In the quest for sustainable construction materials, researchers have turned to industrial by-products to create controlled low-strength materials (CLSM) that could revolutionize the energy sector and beyond. A recent study published in the *Journal of Materials Research and Technology* (or *Journal of Materials Science and Technology* in English) explores the potential of bottom ash (BA), calcium carbide residue (CR), and fly ash (FA) as binders for CLSM, offering a promising avenue for upcycling waste materials into valuable construction resources.
Led by Warayut Dokduea from the Research Laboratory for Sustainable Concrete and Construction Materials at King Mongkut’s University of Technology Thonburi in Bangkok, Thailand, the research delves into the properties of binary and ternary binders made from these industrial by-products. The study investigates flowability, density, hardening time, unconfined compressive strength (UCS), and the microstructural characteristics of the resulting materials.
The findings reveal that incorporating fly ash into the CLSM mixture significantly enhances flowability, making the material easier to work with. “Increasing the replacement of BA with CR content led to longer hardening times and lower early-age strength, while replacing BA with FA reduced hardening time and increased both density and strength,” Dokduea explains. This balance of properties is crucial for applications requiring controlled strength and workability.
The study highlights the potential of a ternary binder composed of 55% BA, 15% CR, and 30% FA, which achieved a 28-day UCS of 13916 kPa, surpassing the highest-strength binary mixture by over 130%. This remarkable performance suggests that these industrial by-products can be effectively upcycled into high-performance construction materials.

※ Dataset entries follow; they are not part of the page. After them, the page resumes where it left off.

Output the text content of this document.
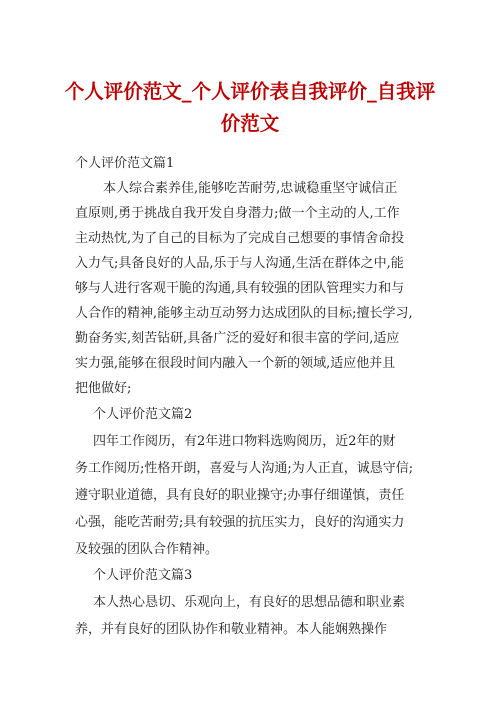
个人评价范文_个人评价表自我评价_自我评
价范文

个人评价范文篇1

本人综合素养佳,能够吃苦耐劳,忠诚稳重坚守诚信正

直原则,勇于挑战自我开发自身潜力;做一个主动的人,工作

主动热忱,为了自己的目标为了完成自己想要的事情舍命投

入力气;具备良好的人品,乐于与人沟通,生活在群体之中,能

够与人进行客观干脆的沟通,具有较强的团队管理实力和与

人合作的精神,能够主动互动努力达成团队的目标;擅长学习,

勤奋务实,刻苦钻研,具备广泛的爱好和很丰富的学问,适应

实力强,能够在很段时间内融入一个新的领域,适应他并且

把他做好;

个人评价范文篇2

四年工作阅历，有2年进口物料选购阅历，近2年的财

务工作阅历;性格开朗，喜爱与人沟通;为人正直，诚恳守信;

遵守职业道德，具有良好的职业操守;办事仔细谨慎，责任

心强，能吃苦耐劳;具有较强的抗压实力，良好的沟通实力

及较强的团队合作精神。

个人评价范文篇3

本人热心恳切、乐观向上，有良好的思想品德和职业素

养，并有良好的团队协作和敬业精神。本人能娴熟操作
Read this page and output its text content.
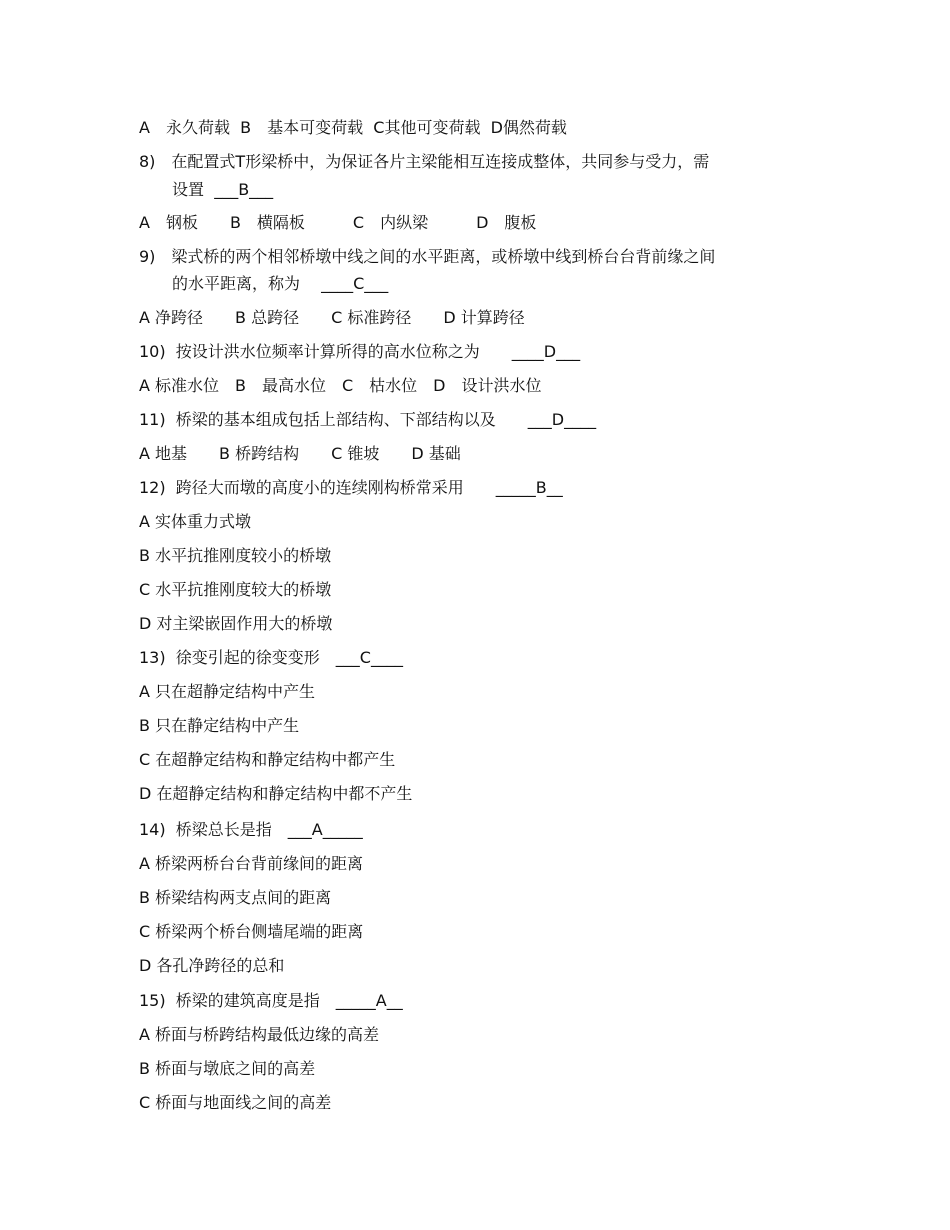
A　永久荷载  B　基本可变荷载  C其他可变荷载  D偶然荷载
8)　在配置式T形梁桥中，为保证各片主梁能相互连接成整体，共同参与受力，需
设置 ___B___
A　钢板　　B　横隔板　　　C　内纵梁　　　D　腹板
9)　梁式桥的两个相邻桥墩中线之间的水平距离，或桥墩中线到桥台台背前缘之间
的水平距离，称为　 ____C___
A 净跨径　　B 总跨径　　C 标准跨径　　D 计算跨径
10)  按设计洪水位频率计算所得的高水位称之为　　 ____D___
A 标准水位　B　最高水位　C　枯水位　D　设计洪水位
11)  桥梁的基本组成包括上部结构、下部结构以及　　 ___D____
A 地基　　B 桥跨结构　　C 锥坡　　D 基础
12)  跨径大而墩的高度小的连续刚构桥常采用　　 _____B__
A 实体重力式墩
B 水平抗推刚度较小的桥墩
C 水平抗推刚度较大的桥墩
D 对主梁嵌固作用大的桥墩
13)  徐变引起的徐变变形　 ___C____
A 只在超静定结构中产生
B 只在静定结构中产生
C 在超静定结构和静定结构中都产生
D 在超静定结构和静定结构中都不产生
14)  桥梁总长是指　 ___A_____
A 桥梁两桥台台背前缘间的距离
B 桥梁结构两支点间的距离
C 桥梁两个桥台侧墙尾端的距离
D 各孔净跨径的总和
15)  桥梁的建筑高度是指　 _____A__
A 桥面与桥跨结构最低边缘的高差
B 桥面与墩底之间的高差
C 桥面与地面线之间的高差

The commercial implications for the energy sector are substantial. As industries strive to reduce waste and adopt more sustainable practices, the ability to transform by-products into valuable construction materials offers a dual benefit: environmental stewardship and economic efficiency. “The results suggest that these industrial by-products could be upcycled as raw materials to produce CLSM, contributing to a circular economy,” Dokduea notes.
The research not only provides a viable solution for waste management but also paves the way for innovative construction techniques that prioritize sustainability. As the construction industry continues to evolve, the integration of such materials could set new standards for eco-friendly and cost-effective building practices.
This study, published in the *Journal of Materials Research and Technology*, underscores the importance of interdisciplinary research in driving forward sustainable development. By harnessing the potential of industrial by-products, the construction and energy sectors can move towards a more sustainable future, reducing waste and enhancing the performance of construction materials. The findings offer a glimpse into a future where waste is not just managed but transformed into valuable resources, shaping the next generation of construction technologies.